Hamiltonian formalism for nonlinear spin wave dynamics under antisymmetric interactions: Application to Dzyaloshinskii-Moriya interaction

Abstract

A Hamiltonian formalism is applied for the investigation of nonlinear spin wave dynamics under the influence of antisymmetric magnetic interactions. In the framework of this formalism we account not only for symmetric magnetic interactions (exchange, dipole-dipole, magnetocrystalline anisotropy), but also for antisymmetric interactions, such as Dzyaloshinskii-Moriya exchange interaction. The account of antisymmetric exchange, in general, could lead to the appearance of an additive nonreciprocal term in the spin wave dispersion law. We present the generalization of the linear transformation for the diagonalization of quadratic part of the Hamiltonian (so-called ``third Holstein-Primakoff transformation'') for the antisymmetric case, which allowed us to obtain generalized expressions for the coefficients of the nonlinear three- and four-magnon interactions. As an example, nonlinear spin wave interactions in ultrathin ferromagnetic nanowires and films subjected to interfacial Dzyaloshinskii-Moriya interaction (IDMI) are considered.
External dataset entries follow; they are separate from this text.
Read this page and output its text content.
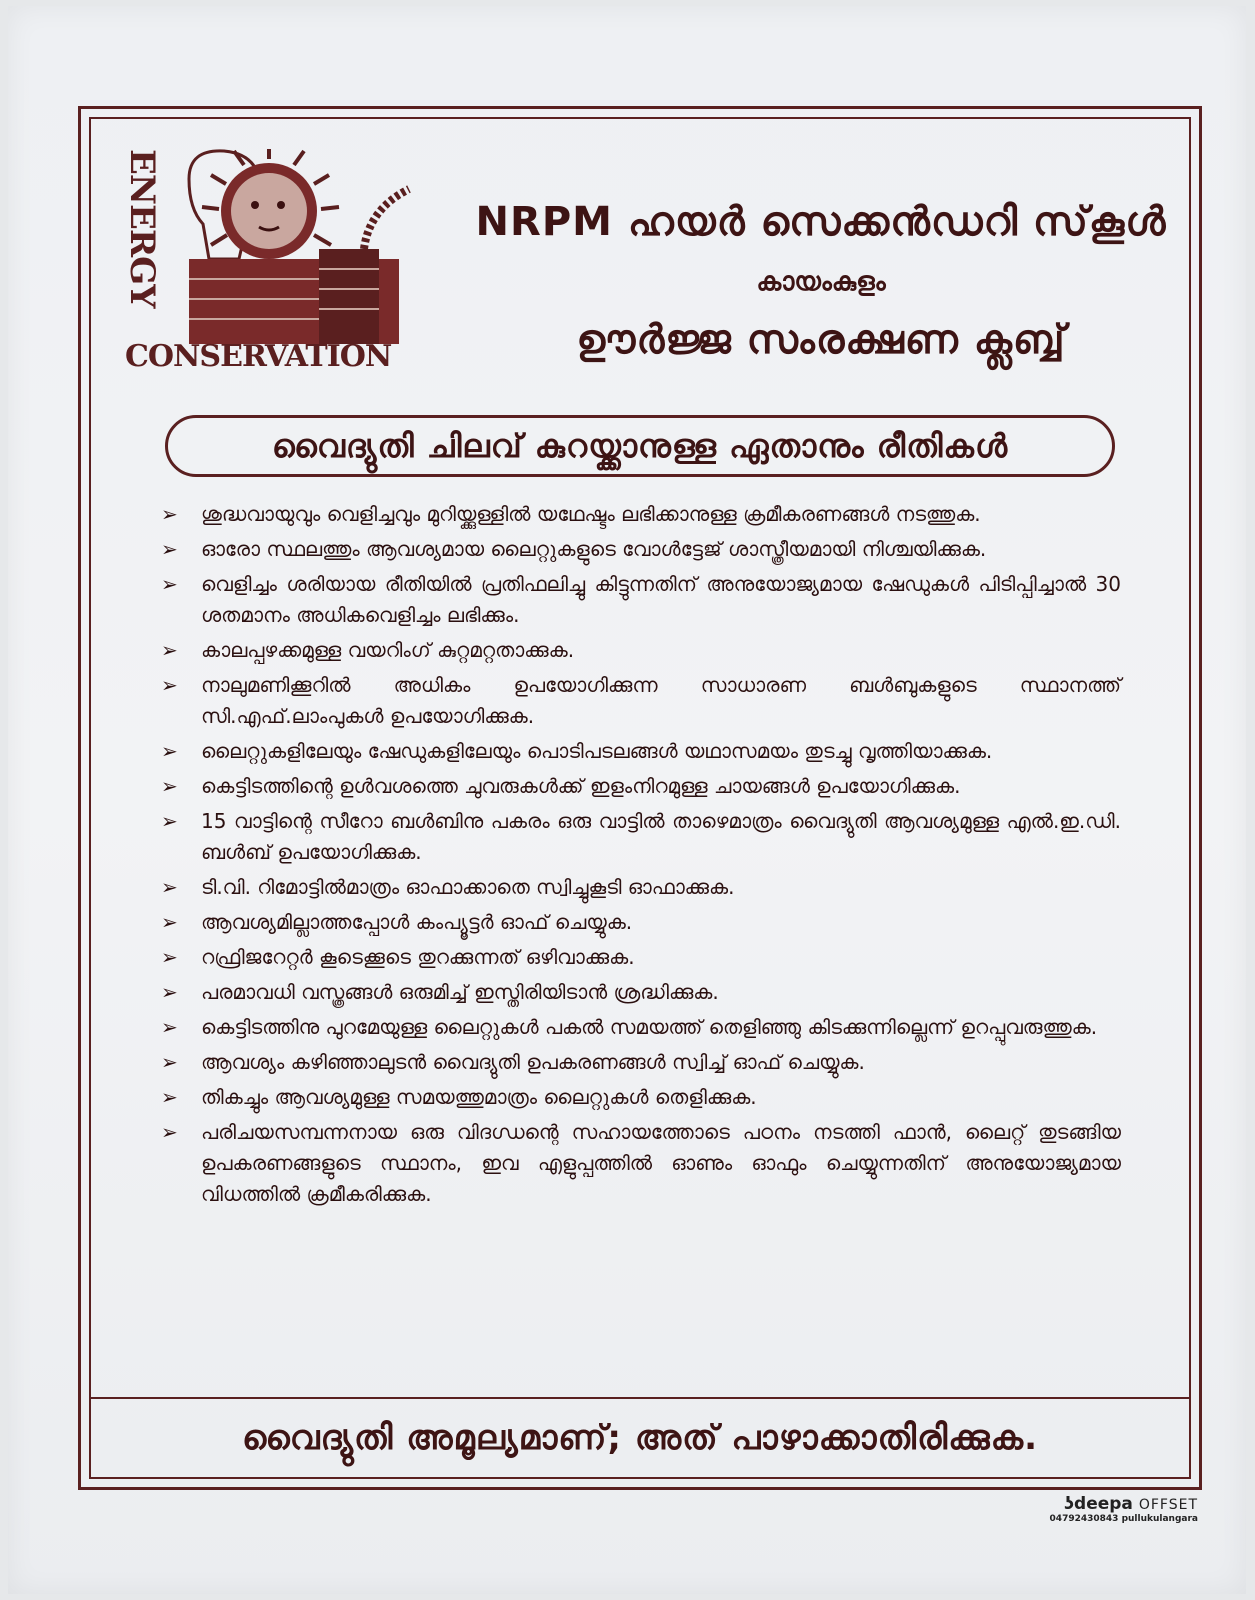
ENERGY
CONSERVATION
NRPM ഹയർ സെക്കൻഡറി സ്‌കൂൾ
കായംകുളം
ഊർജ്ജ സംരക്ഷണ ക്ലബ്ബ്
വൈദ്യുതി ചിലവ് കുറയ്ക്കാനുള്ള ഏതാനും രീതികൾ
➢ ശുദ്ധവായുവും വെളിച്ചവും മുറിയ്ക്കുള്ളിൽ യഥേഷ്ടം ലഭിക്കാനുള്ള ക്രമീകരണങ്ങൾ നടത്തുക.
➢ ഓരോ സ്ഥലത്തും ആവശ്യമായ ലൈറ്റുകളുടെ വോൾട്ടേജ് ശാസ്ത്രീയമായി നിശ്ചയിക്കുക.
➢ വെളിച്ചം ശരിയായ രീതിയിൽ പ്രതിഫലിച്ചു കിട്ടുന്നതിന് അനുയോജ്യമായ ഷേഡുകൾ പിടിപ്പിച്ചാൽ 30 ശതമാനം അധികവെളിച്ചം ലഭിക്കും.
➢ കാലപ്പഴക്കമുള്ള വയറിംഗ് കുറ്റമറ്റതാക്കുക.
➢ നാലുമണിക്കൂറിൽ അധികം ഉപയോഗിക്കുന്ന സാധാരണ ബൾബുകളുടെ സ്ഥാനത്ത് സി.എഫ്.ലാംപുകൾ ഉപയോഗിക്കുക.
➢ ലൈറ്റുകളിലേയും ഷേഡുകളിലേയും പൊടിപടലങ്ങൾ യഥാസമയം തുടച്ചു വൃത്തിയാക്കുക.
➢ കെട്ടിടത്തിന്റെ ഉൾവശത്തെ ചുവരുകൾക്ക് ഇളംനിറമുള്ള ചായങ്ങൾ ഉപയോഗിക്കുക.
➢ 15 വാട്ടിന്റെ സീറോ ബൾബിനു പകരം ഒരു വാട്ടിൽ താഴെമാത്രം വൈദ്യുതി ആവശ്യമുള്ള എൽ.ഇ.ഡി. ബൾബ് ഉപയോഗിക്കുക.
➢ ടി.വി. റിമോട്ടിൽമാത്രം ഓഫാക്കാതെ സ്വിച്ചുകൂടി ഓഫാക്കുക.
➢ ആവശ്യമില്ലാത്തപ്പോൾ കംപ്യൂട്ടർ ഓഫ് ചെയ്യുക.
➢ റഫ്രിജറേറ്റർ കൂടെക്കൂടെ തുറക്കുന്നത് ഒഴിവാക്കുക.
➢ പരമാവധി വസ്ത്രങ്ങൾ ഒരുമിച്ച് ഇസ്തിരിയിടാൻ ശ്രദ്ധിക്കുക.
➢ കെട്ടിടത്തിനു പുറമേയുള്ള ലൈറ്റുകൾ പകൽ സമയത്ത് തെളിഞ്ഞു കിടക്കുന്നില്ലെന്ന് ഉറപ്പുവരുത്തുക.
➢ ആവശ്യം കഴിഞ്ഞാലുടൻ വൈദ്യുതി ഉപകരണങ്ങൾ സ്വിച്ച് ഓഫ് ചെയ്യുക.
➢ തികച്ചും ആവശ്യമുള്ള സമയത്തുമാത്രം ലൈറ്റുകൾ തെളിക്കുക.
➢ പരിചയസമ്പന്നനായ ഒരു വിദഗ്ധന്റെ സഹായത്തോടെ പഠനം നടത്തി ഫാൻ, ലൈറ്റ് തുടങ്ങിയ ഉപകരണങ്ങളുടെ സ്ഥാനം, ഇവ എളുപ്പത്തിൽ ഓണും ഓഫും ചെയ്യുന്നതിന് അനുയോജ്യമായ വിധത്തിൽ ക്രമീകരിക്കുക.
വൈദ്യുതി അമൂല്യമാണ്; അത് പാഴാക്കാതിരിക്കുക.
ʖdeepa OFFSET
04792430843 pullukulangara
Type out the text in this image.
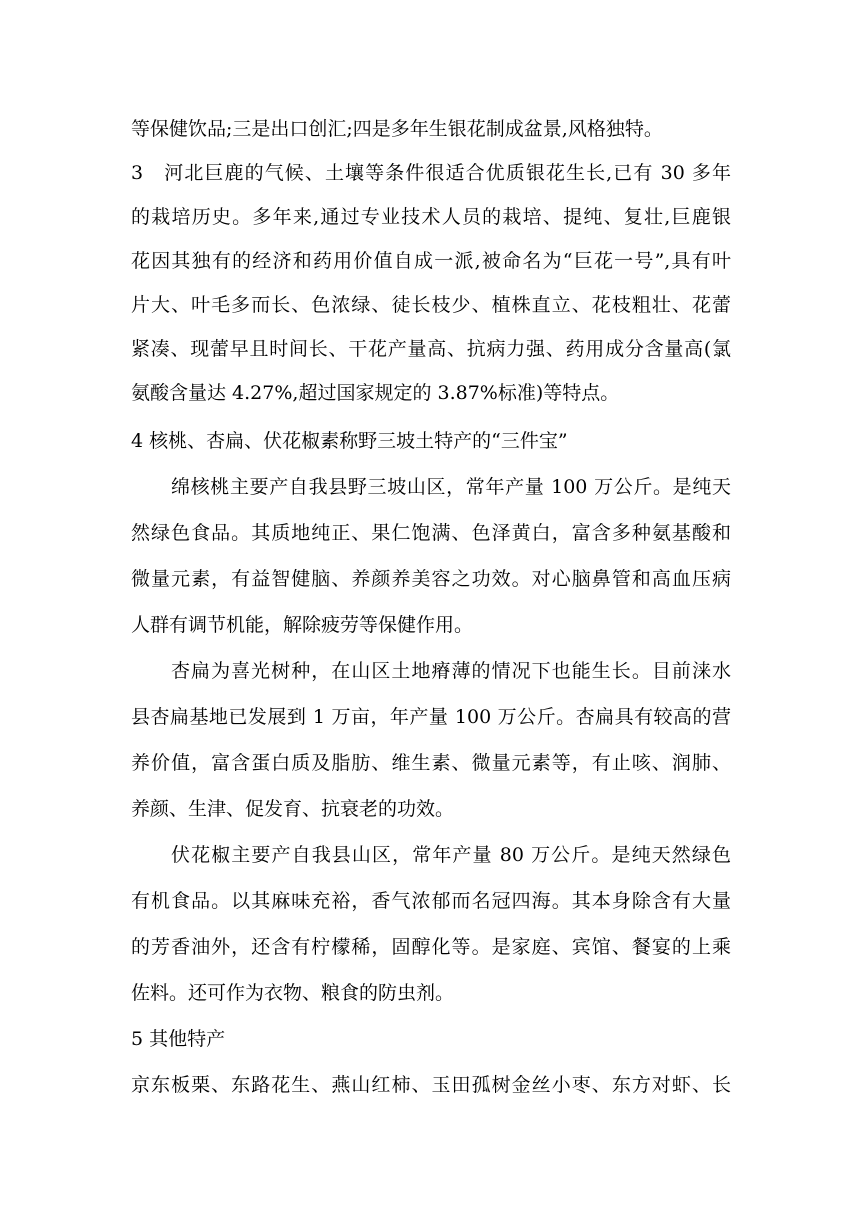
等保健饮品;三是出口创汇;四是多年生银花制成盆景,风格独特。
3　河北巨鹿的气候、土壤等条件很适合优质银花生长,已有 30 多年
的栽培历史。多年来,通过专业技术人员的栽培、提纯、复壮,巨鹿银
花因其独有的经济和药用价值自成一派,被命名为“巨花一号”,具有叶
片大、叶毛多而长、色浓绿、徒长枝少、植株直立、花枝粗壮、花蕾
紧凑、现蕾早且时间长、干花产量高、抗病力强、药用成分含量高(氯
氨酸含量达 4.27%,超过国家规定的 3.87%标准)等特点。
4 核桃、杏扁、伏花椒素称野三坡土特产的“三件宝”
绵核桃主要产自我县野三坡山区，常年产量 100 万公斤。是纯天
然绿色食品。其质地纯正、果仁饱满、色泽黄白，富含多种氨基酸和
微量元素，有益智健脑、养颜养美容之功效。对心脑鼻管和高血压病
人群有调节机能，解除疲劳等保健作用。
杏扁为喜光树种，在山区土地瘠薄的情况下也能生长。目前涞水
县杏扁基地已发展到 1 万亩，年产量 100 万公斤。杏扁具有较高的营
养价值，富含蛋白质及脂肪、维生素、微量元素等，有止咳、润肺、
养颜、生津、促发育、抗衰老的功效。
伏花椒主要产自我县山区，常年产量 80 万公斤。是纯天然绿色
有机食品。以其麻味充裕，香气浓郁而名冠四海。其本身除含有大量
的芳香油外，还含有柠檬稀，固醇化等。是家庭、宾馆、餐宴的上乘
佐料。还可作为衣物、粮食的防虫剂。
5 其他特产
京东板栗、东路花生、燕山红柿、玉田孤树金丝小枣、东方对虾、长
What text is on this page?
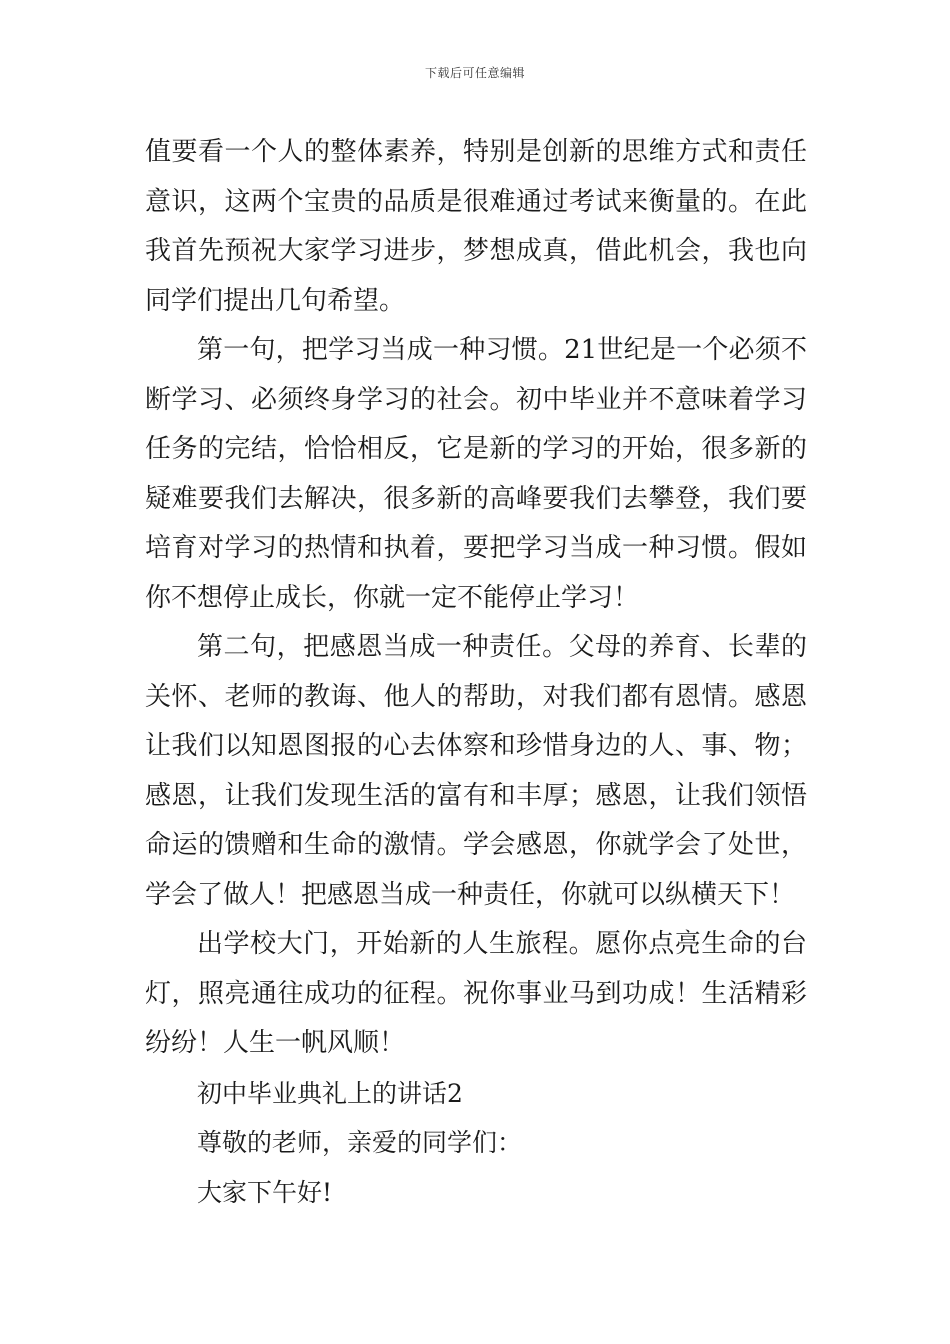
下载后可任意编辑

值要看一个人的整体素养，特别是创新的思维方式和责任意识，这两个宝贵的品质是很难通过考试来衡量的。在此我首先预祝大家学习进步，梦想成真，借此机会，我也向同学们提出几句希望。

第一句，把学习当成一种习惯。21世纪是一个必须不断学习、必须终身学习的社会。初中毕业并不意味着学习任务的完结，恰恰相反，它是新的学习的开始，很多新的疑难要我们去解决，很多新的高峰要我们去攀登，我们要培育对学习的热情和执着，要把学习当成一种习惯。假如你不想停止成长，你就一定不能停止学习！

第二句，把感恩当成一种责任。父母的养育、长辈的关怀、老师的教诲、他人的帮助，对我们都有恩情。感恩让我们以知恩图报的心去体察和珍惜身边的人、事、物；感恩，让我们发现生活的富有和丰厚；感恩，让我们领悟命运的馈赠和生命的激情。学会感恩，你就学会了处世，学会了做人！把感恩当成一种责任，你就可以纵横天下！

出学校大门，开始新的人生旅程。愿你点亮生命的台灯，照亮通往成功的征程。祝你事业马到功成！生活精彩纷纷！人生一帆风顺！

初中毕业典礼上的讲话2

尊敬的老师，亲爱的同学们：

大家下午好!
It was found that three-magnon interaction coefficients in the ``Damon-Eshbach'' geometry are nonzero only in the case of the noncollinear interacting spin waves, and vanish in the case of the collinear spin waves. It was also found that the nonlinear spin wave frequency shift caused by the four-magnon interaction is nonreciprocal, and has the sign opposite to that of the nonreciprocal term in linear spin wave dispersion, so that the IDMI-induced nonreciprocity of the spin wave spectrum decreases with the increase of the spin wave amplitude.